Por Rui Barbosa Oliveira em Rio Verde, GO 22/07/2026 16:34
Flávio Dino mantém cassação do mandato de Chiquinho Brazão

Foto: Congresso em Foco

O ministro Flávio Dino, do Supremo Tribunal Federal (STF), rejeitou um pedido apresentado pela defesa do ex-deputado Chiquinho Brazão para que fosse anulado o ato da Mesa Diretora da Câmara dos Deputados que declarou a perda de seu mandato como parlamentar, em 2025. Preso preventivamente na época, o então congressista foi cassado por abandono de cargo.

Na decisão, Dino conclui que a Constituição prevê apenas duas exceções à perda de mandato por ausência superior a um terço das sessões ordinárias: licença ou missão autorizada pela própria Casa. Nesse sentido, a cassação de Chiquinho Brazão não se enquadra em nenhum dos dois cenários. Brazão foi preso em março de 2024, investigado como um dos mandantes do assassinato da ex-vereadora fluminense Marielle Franco.

Apesar de a Câmara ter endossado sua prisão preventiva, ele foi mantido no cargo, acumulando faltas não justificadas. Em 2025, atingiu o limite regimental de ausências em Plenário, perdendo seu mandato. No ano seguinte, foi condenado pela 1ª Turma do STF a 76 anos e três meses de prisão pelo atentado contra Marielle, ficando também suspensos os seus direitos políticos, nos termos da Lei da Ficha Limpa.

Na petição enviada ao STF, a defesa de Chiquinho Brazão sustentou que a Mesa da Câmara aplicou de forma ilegal e inconstitucional a regra de perda de mandato por faltas, ao equiparar as ausências decorrentes de sua prisão preventiva a faltas injustificadas. Segundo a representação do ex-parlamentar, o dispositivo constitucional busca coibir o abandono deliberado das funções, e não situações em que o deputado é impedido de comparecer às sessões por decisão judicial.

Flávio Dino rebateu a tese da defesa.

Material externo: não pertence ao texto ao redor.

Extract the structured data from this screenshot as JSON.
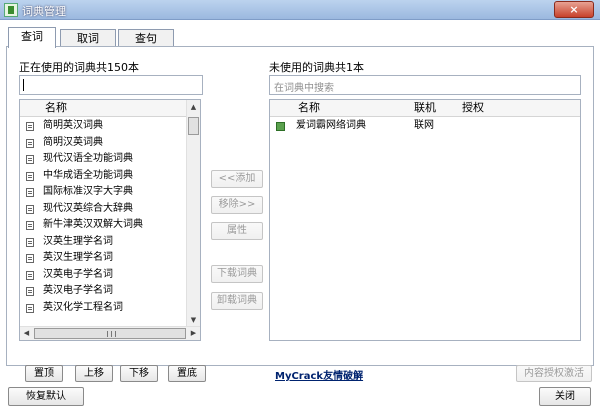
{
  "window": {
    "title": "词典管理",
    "close_glyph": "×"
  },
  "tabs": [
    {
      "label": "查词",
      "active": true
    },
    {
      "label": "取词",
      "active": false
    },
    {
      "label": "查句",
      "active": false
    }
  ],
  "left": {
    "count_label": "正在使用的词典共150本",
    "search_value": "",
    "column_name": "名称",
    "items": [
      "简明英汉词典",
      "简明汉英词典",
      "现代汉语全功能词典",
      "中华成语全功能词典",
      "国际标准汉字大字典",
      "现代汉英综合大辞典",
      "新牛津英汉双解大词典",
      "汉英生理学名词",
      "英汉生理学名词",
      "汉英电子学名词",
      "英汉电子学名词",
      "英汉化学工程名词"
    ]
  },
  "right": {
    "count_label": "未使用的词典共1本",
    "search_placeholder": "在词典中搜索",
    "columns": {
      "name": "名称",
      "online": "联机",
      "auth": "授权"
    },
    "items": [
      {
        "name": "爱词霸网络词典",
        "online": "联网",
        "auth": ""
      }
    ]
  },
  "middle_buttons": {
    "add": "<<添加",
    "remove": "移除>>",
    "properties": "属性",
    "download": "下载词典",
    "uninstall": "卸载词典"
  },
  "order_buttons": {
    "top": "置顶",
    "up": "上移",
    "down": "下移",
    "bottom": "置底"
  },
  "link_text": "MyCrack友情破解",
  "activate_label": "内容授权激活",
  "footer": {
    "restore_default": "恢复默认",
    "close": "关闭"
  },
  "icons": {
    "scroll_up": "▲",
    "scroll_down": "▼",
    "scroll_left": "◀",
    "scroll_right": "▶"
  }
}
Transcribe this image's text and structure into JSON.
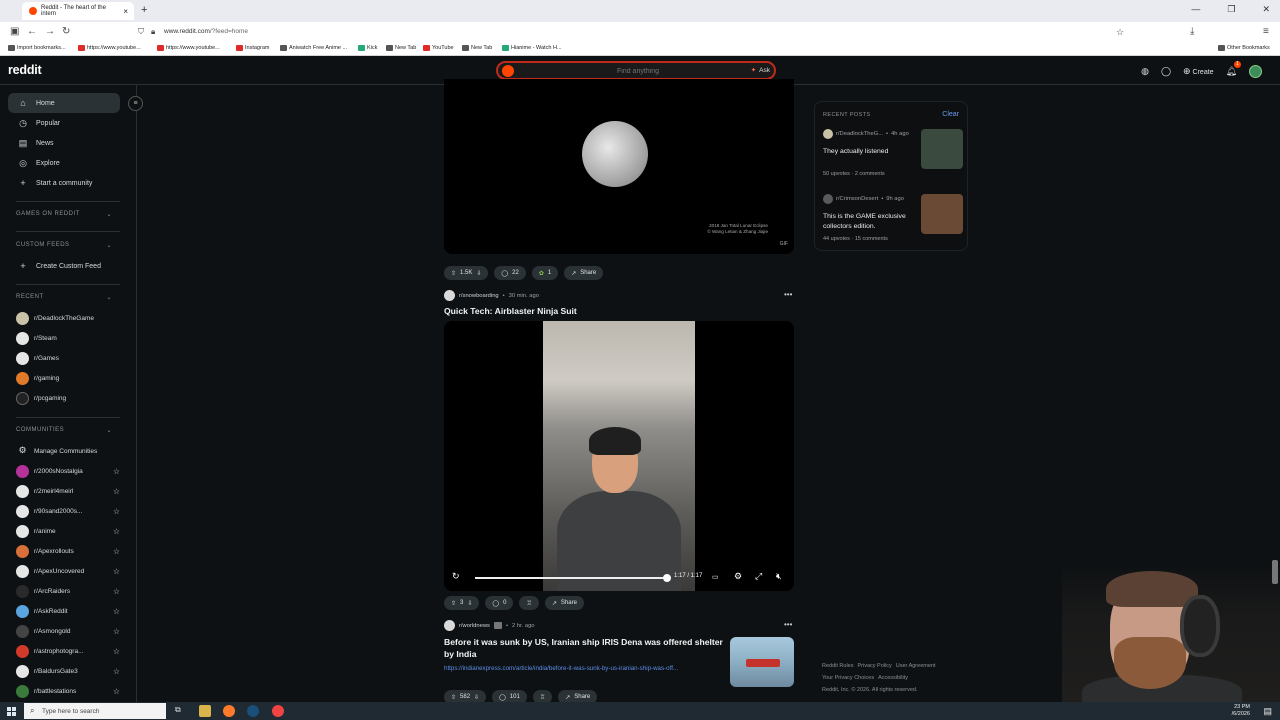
{
  "browser": {
    "tab_title": "Reddit - The heart of the intern",
    "tab_close": "×",
    "new_tab": "+",
    "url_host": "www.reddit.com",
    "url_path": "/?feed=home",
    "win_min": "—",
    "win_max": "❐",
    "win_close": "✕",
    "bookmarks": [
      "Import bookmarks...",
      "https://www.youtube...",
      "https://www.youtube...",
      "Instagram",
      "Aniwatch Free Anime ...",
      "Kick",
      "New Tab",
      "YouTube",
      "New Tab",
      "Hianime - Watch H..."
    ],
    "other_bookmarks": "Other Bookmarks"
  },
  "header": {
    "logo": "reddit",
    "search_placeholder": "Find anything",
    "ask_label": "Ask",
    "create_label": "Create",
    "notif_count": "1"
  },
  "sidebar": {
    "main": [
      {
        "label": "Home",
        "icon": "⌂"
      },
      {
        "label": "Popular",
        "icon": "◷"
      },
      {
        "label": "News",
        "icon": "▤"
      },
      {
        "label": "Explore",
        "icon": "◎"
      },
      {
        "label": "Start a community",
        "icon": "+"
      }
    ],
    "games_heading": "GAMES ON REDDIT",
    "custom_heading": "CUSTOM FEEDS",
    "create_custom_feed": "Create Custom Feed",
    "recent_heading": "RECENT",
    "recent": [
      {
        "name": "r/DeadlockTheGame",
        "color": "#c8c2a6"
      },
      {
        "name": "r/Steam",
        "color": "#e6e6e6"
      },
      {
        "name": "r/Games",
        "color": "#e6e6e6"
      },
      {
        "name": "r/gaming",
        "color": "#e07a2b"
      },
      {
        "name": "r/pcgaming",
        "color": "#222222"
      }
    ],
    "communities_heading": "COMMUNITIES",
    "manage_communities": "Manage Communities",
    "communities": [
      {
        "name": "r/2000sNostalgia",
        "color": "#b5329b"
      },
      {
        "name": "r/2meirl4meirl",
        "color": "#e6e6e6"
      },
      {
        "name": "r/90sand2000s...",
        "color": "#e6e6e6"
      },
      {
        "name": "r/anime",
        "color": "#e6e6e6"
      },
      {
        "name": "r/Apexrollouts",
        "color": "#d9703a"
      },
      {
        "name": "r/ApexUncovered",
        "color": "#e6e6e6"
      },
      {
        "name": "r/ArcRaiders",
        "color": "#2a2a2a"
      },
      {
        "name": "r/AskReddit",
        "color": "#5aa4e0"
      },
      {
        "name": "r/Asmongold",
        "color": "#444444"
      },
      {
        "name": "r/astrophotogra...",
        "color": "#d23a2a"
      },
      {
        "name": "r/BaldursGate3",
        "color": "#e6e6e6"
      },
      {
        "name": "r/battlestations",
        "color": "#3a7a3a"
      }
    ],
    "star": "☆",
    "chevron": "⌄"
  },
  "feed": {
    "post1": {
      "credit_line1": "2018 Jan Total Lunar Eclipse",
      "credit_line2": "© Wang Letian & Zhang Jiajie",
      "gif_label": "GIF",
      "upvotes": "1.5K",
      "comments": "22",
      "award": "1",
      "share": "Share"
    },
    "post2": {
      "subreddit": "r/snowboarding",
      "time": "30 min. ago",
      "title": "Quick Tech: Airblaster Ninja Suit",
      "video_time": "1:17 / 1:17",
      "progress_fraction": 1.0,
      "upvotes": "3",
      "comments": "0",
      "share": "Share"
    },
    "post3": {
      "subreddit": "r/worldnews",
      "time": "2 hr. ago",
      "title": "Before it was sunk by US, Iranian ship IRIS Dena was offered shelter by India",
      "link": "https://indianexpress.com/article/india/before-it-was-sunk-by-us-iranian-ship-was-off...",
      "upvotes": "582",
      "comments": "101",
      "share": "Share"
    }
  },
  "recent_posts": {
    "heading": "RECENT POSTS",
    "clear": "Clear",
    "items": [
      {
        "subreddit": "r/DeadlockTheG...",
        "time": "4h ago",
        "title": "They actually listened",
        "upvotes": "50 upvotes",
        "comments": "2 comments",
        "thumb_color": "#3b4a3e"
      },
      {
        "subreddit": "r/CrimsonDesert",
        "time": "9h ago",
        "title": "This is the GAME exclusive collectors edition.",
        "upvotes": "44 upvotes",
        "comments": "15 comments",
        "thumb_color": "#6a4a35"
      }
    ]
  },
  "footer": {
    "links": [
      "Reddit Rules",
      "Privacy Policy",
      "User Agreement",
      "Your Privacy Choices",
      "Accessibility"
    ],
    "copyright": "Reddit, Inc. © 2026. All rights reserved."
  },
  "taskbar": {
    "search": "Type here to search",
    "time": "23 PM",
    "date": "/6/2026"
  }
}
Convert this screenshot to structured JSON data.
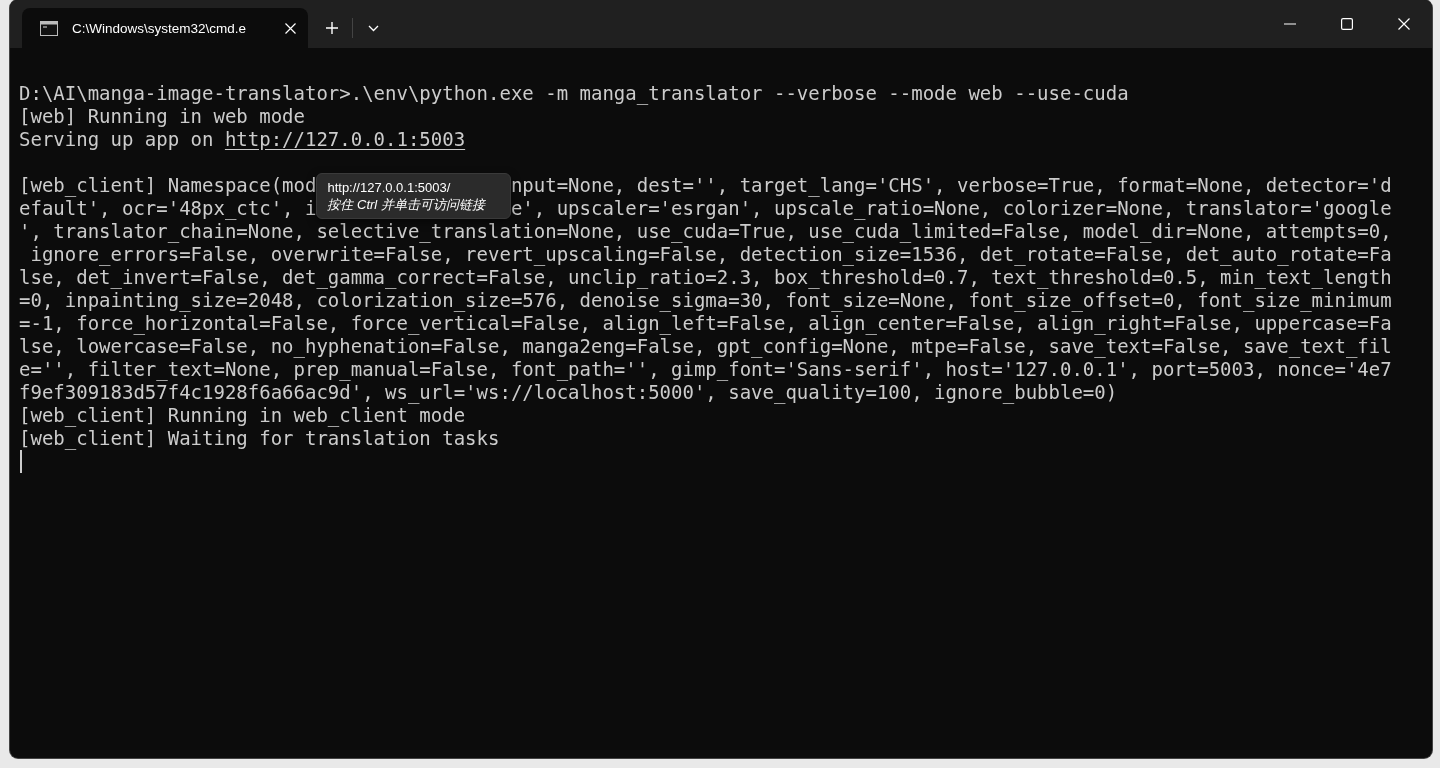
{
  "tabs": [
    {
      "title": "C:\\Windows\\system32\\cmd.e",
      "selected": true
    }
  ],
  "lines": [
    {
      "kind": "text",
      "text": "D:\\AI\\manga-image-translator>.\\env\\python.exe -m manga_translator --verbose --mode web --use-cuda"
    },
    {
      "kind": "text",
      "text": "[web] Running in web mode"
    },
    {
      "kind": "link",
      "text": "Serving up app on ",
      "link": "http://127.0.0.1:5003"
    },
    {
      "kind": "blank"
    },
    {
      "kind": "covered",
      "parts": [
        "[web_client] Namespace(mod",
        "nput=None, dest='', target_lang='CHS', verbose=True, format=None, detector='d"
      ]
    },
    {
      "kind": "covered",
      "parts": [
        "efault', ocr='48px_ctc', i",
        "e', upscaler='esrgan', upscale_ratio=None, colorizer=None, translator='google"
      ]
    },
    {
      "kind": "text",
      "text": "', translator_chain=None, selective_translation=None, use_cuda=True, use_cuda_limited=False, model_dir=None, attempts=0,"
    },
    {
      "kind": "text",
      "text": " ignore_errors=False, overwrite=False, revert_upscaling=False, detection_size=1536, det_rotate=False, det_auto_rotate=Fa"
    },
    {
      "kind": "text",
      "text": "lse, det_invert=False, det_gamma_correct=False, unclip_ratio=2.3, box_threshold=0.7, text_threshold=0.5, min_text_length"
    },
    {
      "kind": "text",
      "text": "=0, inpainting_size=2048, colorization_size=576, denoise_sigma=30, font_size=None, font_size_offset=0, font_size_minimum"
    },
    {
      "kind": "text",
      "text": "=-1, force_horizontal=False, force_vertical=False, align_left=False, align_center=False, align_right=False, uppercase=Fa"
    },
    {
      "kind": "text",
      "text": "lse, lowercase=False, no_hyphenation=False, manga2eng=False, gpt_config=None, mtpe=False, save_text=False, save_text_fil"
    },
    {
      "kind": "text",
      "text": "e='', filter_text=None, prep_manual=False, font_path='', gimp_font='Sans-serif', host='127.0.0.1', port=5003, nonce='4e7"
    },
    {
      "kind": "text",
      "text": "f9ef309183d57f4c1928f6a66ac9d', ws_url='ws://localhost:5000', save_quality=100, ignore_bubble=0)"
    },
    {
      "kind": "text",
      "text": "[web_client] Running in web_client mode"
    },
    {
      "kind": "text",
      "text": "[web_client] Waiting for translation tasks"
    }
  ],
  "tooltip": {
    "url": "http://127.0.0.1:5003/",
    "hint": "按住 Ctrl 并单击可访问链接"
  }
}
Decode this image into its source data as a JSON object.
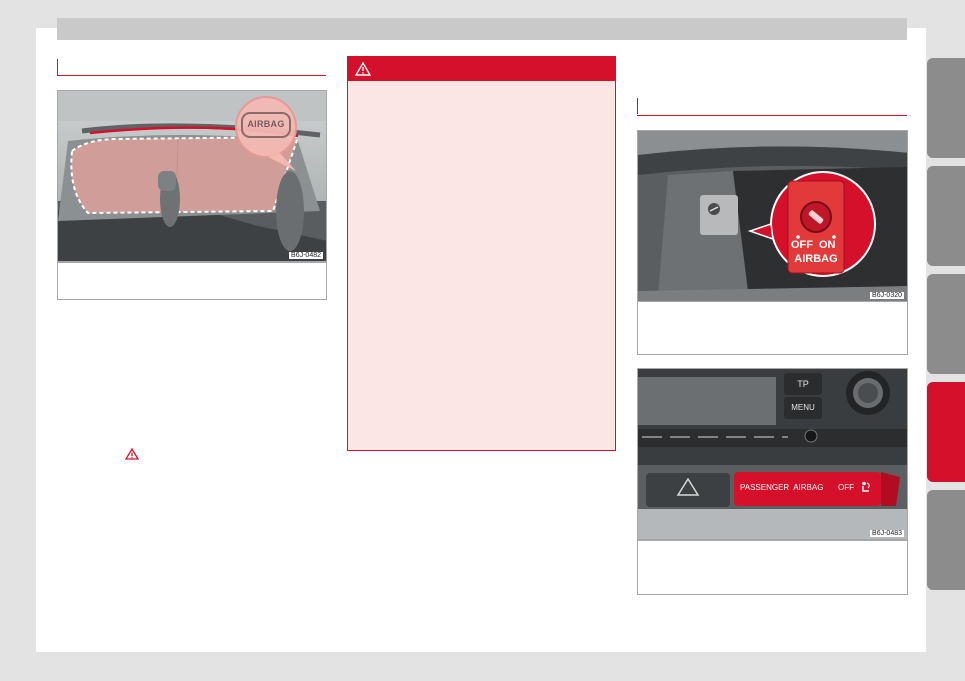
{
  "left_column": {
    "figure_code": "B6J-0482",
    "airbag_badge": "AIRBAG"
  },
  "warning_box": {
    "icon": "warning-triangle-icon"
  },
  "right_column": {
    "figure1_code": "B6J-0320",
    "switch_off": "OFF",
    "switch_on": "ON",
    "switch_label": "AIRBAG",
    "figure2_code": "B6J-0483",
    "tp_label": "TP",
    "menu_label": "MENU",
    "passenger_airbag_label": "PASSENGER  AIRBAG",
    "passenger_airbag_state": "OFF"
  },
  "colors": {
    "accent": "#d4102a",
    "warning_bg": "#fce6e3",
    "tab_inactive": "#8c8c8c"
  }
}
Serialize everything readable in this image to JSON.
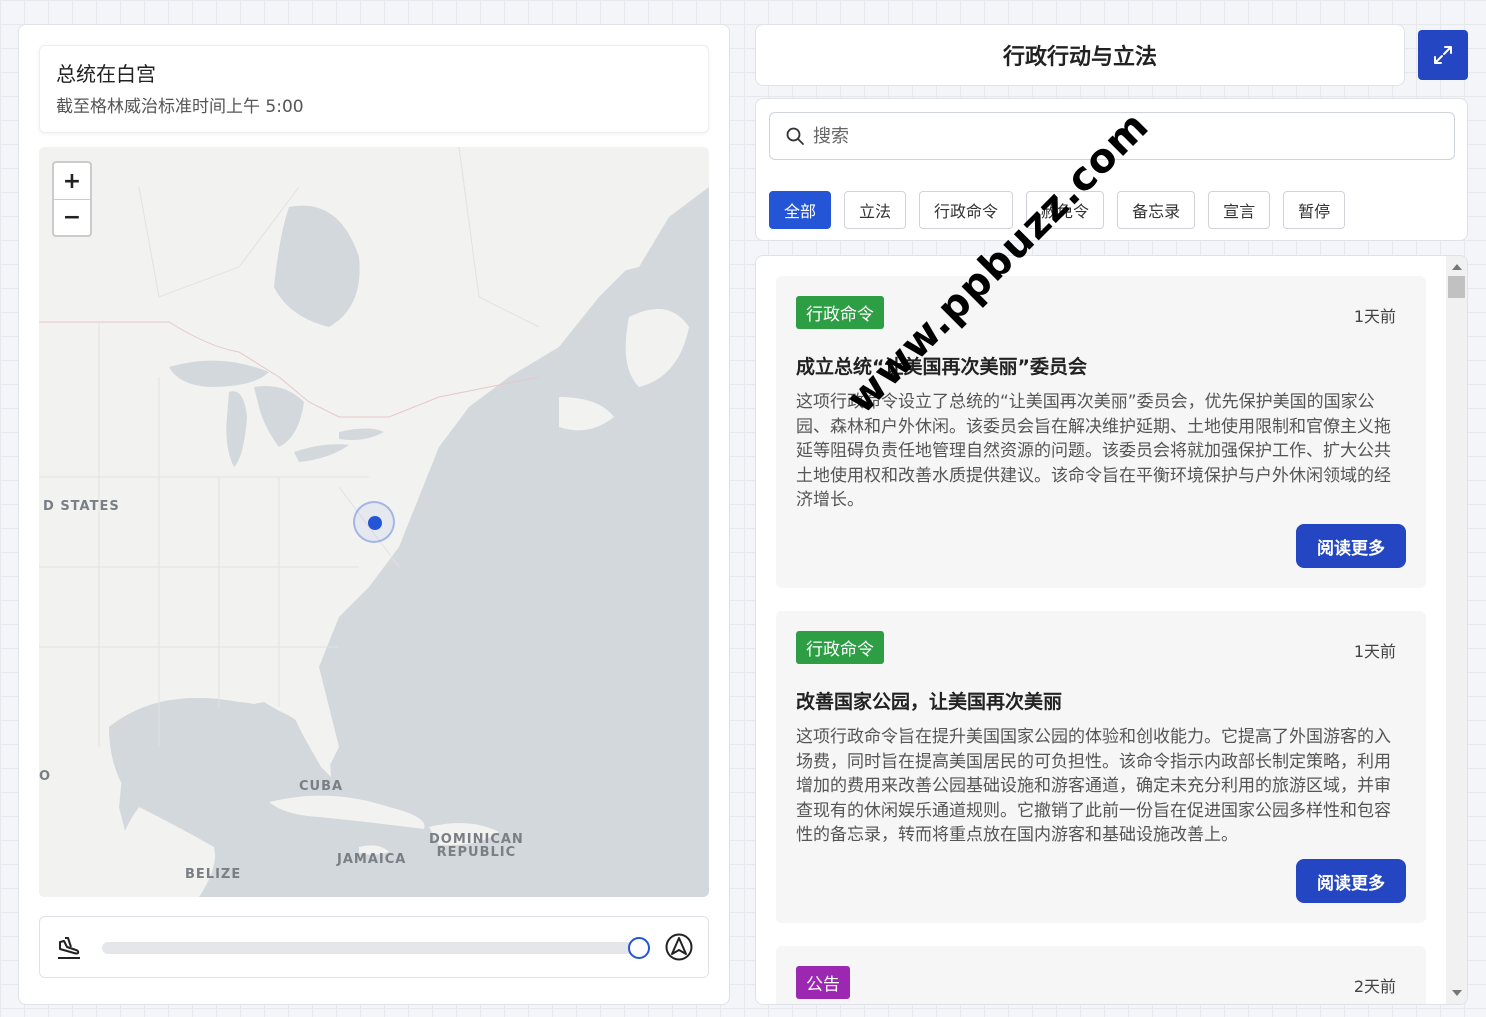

O ministro enfatizou que a perda de mandato não viola a presunção de inocência, tendo em vista que a declaração da Mesa Diretora não possui natureza de sanção penal nem depende de condenação criminal definitiva, limitando-se ao reconhecimento de um fato objetivo: o descumprimento do dever constitucional de comparecimento às sessões.

A decisão registra que Chiquinho Brazão acumulou 72 ausências em 2024, correspondentes a cerca de 83,72% das sessões, percentual muito superior ao limite constitucional. Também observa que a própria Câmara, ao manter sua prisão preventiva, não a converteu em licença capaz de justificar as faltas.

Com informacoes de Congresso em Foco.